Put differently, the major political changes and constitutional reforms of the past 20 years have given rise to practices more typical of a federal system than of the Westminster model, such as the sharing of power, the decentralization of authority, and the coordination of policy between different parties and governments. In the absence of a better name, Vernon Bogdanor has referred to the new settlement as the New British Constitution.
Power-sharing with the EU
These domestic transformations should inform the UK’s relationship with the EU. The reality is that, much like at home, sovereignty and power are shared between the EU and its constituent parts.
Political actors should start from the premise that the Westminster model has had its day. Political parties have accumulated ample experience of domestic power-sharing – from the negotiation on Capital Gains Tax with the Liberal Democrats, to the allocation of financial resources to fund the Scottish Government’s new powers- and this experience should be drawn upon to make its engagement within the EU more constructive. How?
The first step is to recognize that the major crises currently afflicting the EU- the tribulations of the Eurozone, the movement of Syrian refugees and the renewed threat of Russia- will affect British economic and security interests whether the country is ‘in’ or ‘out’. Beyond the immediate horizon, the UK shares the long-term challenges of its European partners: tackling falling labour productivity, reducing carbon emissions, developing green technologies. By choosing to stay ‘out’, the UK will be deprived of any influence over the way these crises are resolved and challenges confronted.
The second step is for the UK government is to wield influence by forming coalition with other European nations and by recovering its role as a constructive reformer of the EU. The UK has an illustrious tradition of helping to reform the EU in a positive way, while securing a special status in its national interest: pushing for the Single European Act and enhancing the competitiveness of the European economy; reforming the allocations of the European budget from farm subsidies to industrial, technological and social investments.
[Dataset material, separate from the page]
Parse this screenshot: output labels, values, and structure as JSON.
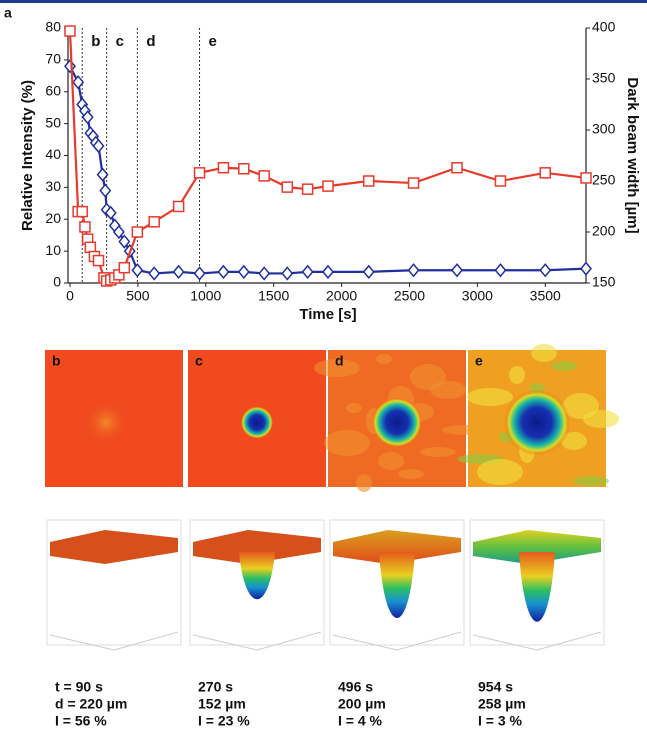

The UK should now seek to build bridges with its estranged traditional allies- the Netherlands, the Nordics, and Germany- in order to shape the European policies that will help itself and the continent to navigate these turbulent seas.
As the referendum campaign gathers pace, the UK should embrace its experience of power-sharing at home to engage constructively with the EU and should make this the most compelling story for its continued membership.